Roasted beet salad with apples, arugula, and orange za'atar vinaigrette is a show stopping salad with delicious ingredients that become magical when paired together! This salad has sweet roasted beets, crisp apples, crunchy walnuts, and salty feta on a bed of peppery arugula with fresh mint. This salad is drizzled with an addicting orange za'atar vinaigrette!
Preheat oven to 425 degrees. If they still have their greens, trim the greens close to the beets, leaving enough of a top to hold. Scrub the beets clean.

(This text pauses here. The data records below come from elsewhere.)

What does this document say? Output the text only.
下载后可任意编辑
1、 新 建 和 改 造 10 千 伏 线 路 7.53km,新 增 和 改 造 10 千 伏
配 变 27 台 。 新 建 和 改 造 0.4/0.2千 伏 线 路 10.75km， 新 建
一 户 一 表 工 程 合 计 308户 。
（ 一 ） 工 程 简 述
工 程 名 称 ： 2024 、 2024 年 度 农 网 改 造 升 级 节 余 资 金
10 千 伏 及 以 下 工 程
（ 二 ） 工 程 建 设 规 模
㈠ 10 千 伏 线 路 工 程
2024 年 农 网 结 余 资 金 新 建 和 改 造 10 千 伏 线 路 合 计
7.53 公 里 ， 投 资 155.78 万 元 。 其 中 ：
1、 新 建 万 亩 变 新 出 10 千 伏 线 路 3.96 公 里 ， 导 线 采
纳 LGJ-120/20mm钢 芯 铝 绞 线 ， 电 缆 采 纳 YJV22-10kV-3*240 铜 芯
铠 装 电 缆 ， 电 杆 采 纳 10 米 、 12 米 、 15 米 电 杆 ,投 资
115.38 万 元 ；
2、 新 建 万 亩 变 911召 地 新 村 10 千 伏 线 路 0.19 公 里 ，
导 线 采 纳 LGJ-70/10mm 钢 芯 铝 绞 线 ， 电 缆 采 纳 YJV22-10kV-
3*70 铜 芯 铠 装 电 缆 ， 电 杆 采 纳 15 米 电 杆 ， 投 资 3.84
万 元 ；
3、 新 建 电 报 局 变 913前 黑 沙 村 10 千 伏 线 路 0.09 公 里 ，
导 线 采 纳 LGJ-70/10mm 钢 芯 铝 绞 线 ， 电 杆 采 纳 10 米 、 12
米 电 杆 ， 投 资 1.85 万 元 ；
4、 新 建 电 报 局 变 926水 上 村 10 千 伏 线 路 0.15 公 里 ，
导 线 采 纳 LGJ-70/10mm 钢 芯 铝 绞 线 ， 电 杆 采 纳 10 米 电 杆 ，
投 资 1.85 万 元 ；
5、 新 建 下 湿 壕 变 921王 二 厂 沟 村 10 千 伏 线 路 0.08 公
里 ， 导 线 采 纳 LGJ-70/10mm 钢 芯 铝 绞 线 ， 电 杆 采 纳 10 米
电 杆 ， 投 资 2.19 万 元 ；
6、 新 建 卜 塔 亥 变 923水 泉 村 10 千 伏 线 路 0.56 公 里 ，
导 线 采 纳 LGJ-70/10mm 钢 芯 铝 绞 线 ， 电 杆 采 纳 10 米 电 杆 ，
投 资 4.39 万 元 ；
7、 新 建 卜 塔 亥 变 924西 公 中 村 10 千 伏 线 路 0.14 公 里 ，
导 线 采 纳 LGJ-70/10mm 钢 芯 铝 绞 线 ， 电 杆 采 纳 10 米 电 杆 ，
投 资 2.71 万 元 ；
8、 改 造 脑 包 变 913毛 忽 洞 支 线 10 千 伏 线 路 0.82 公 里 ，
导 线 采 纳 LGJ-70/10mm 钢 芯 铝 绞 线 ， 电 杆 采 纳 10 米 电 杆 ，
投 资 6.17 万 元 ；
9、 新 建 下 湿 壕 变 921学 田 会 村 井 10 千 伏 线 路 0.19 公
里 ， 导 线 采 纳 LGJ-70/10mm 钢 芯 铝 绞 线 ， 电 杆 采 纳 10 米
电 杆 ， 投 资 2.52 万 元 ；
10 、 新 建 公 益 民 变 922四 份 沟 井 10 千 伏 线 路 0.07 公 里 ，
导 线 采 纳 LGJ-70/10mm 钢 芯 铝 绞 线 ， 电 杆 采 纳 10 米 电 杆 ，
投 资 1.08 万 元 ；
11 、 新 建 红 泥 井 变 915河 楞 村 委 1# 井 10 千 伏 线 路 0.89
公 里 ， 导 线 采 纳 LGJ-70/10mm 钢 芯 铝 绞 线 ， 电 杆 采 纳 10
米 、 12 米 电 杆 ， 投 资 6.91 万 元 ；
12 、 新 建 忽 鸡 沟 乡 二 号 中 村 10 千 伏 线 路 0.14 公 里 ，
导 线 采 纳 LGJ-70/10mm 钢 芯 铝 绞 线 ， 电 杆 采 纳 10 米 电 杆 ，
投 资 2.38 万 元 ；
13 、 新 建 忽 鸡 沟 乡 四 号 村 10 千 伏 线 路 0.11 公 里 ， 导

Place the beets on a sheet of aluminum foil, drizzle with olive oil and season with salt and pepper before wrapping in the foil. Place on a rimmed baking sheet and roast for approximately 40 - 50 minutes until the a fork can easily pierce the beets. Let the beets rest wrapped in the foil until cool to touch, about 10 minutes.
While beets are cooking, make the za'atar vinaigrette. In a medium sized mixing bowl, combine the orange juice, apple cider vinegar, and honey. While whisking, slowly drizzle in the olive oil, constantly whisking until completely emulsified. Add za'atar, orange zest. Taste and season with salt and pepper, if desired.
Finely cut the mint by stacking the leaves on top one another, rolling tightly, and slicing into thin ribbons. Place arugula in a large bowl, top with the mint, and toss to combine. Sprinkle with the thinly sliced apples, crumbled feta, and walnuts. Drizzle with the orange za'atar vinaigrette and toss to coat.
Once beets are cool to touch, use a spoon to peel the tough outer skin. Thinsly slice the beets and place on top of the salad before serving.
You can roast and peel the beets and prepare the vinaigrette to make this salad in advance. This salad is best enjoyed immediately after tossing with the dressing.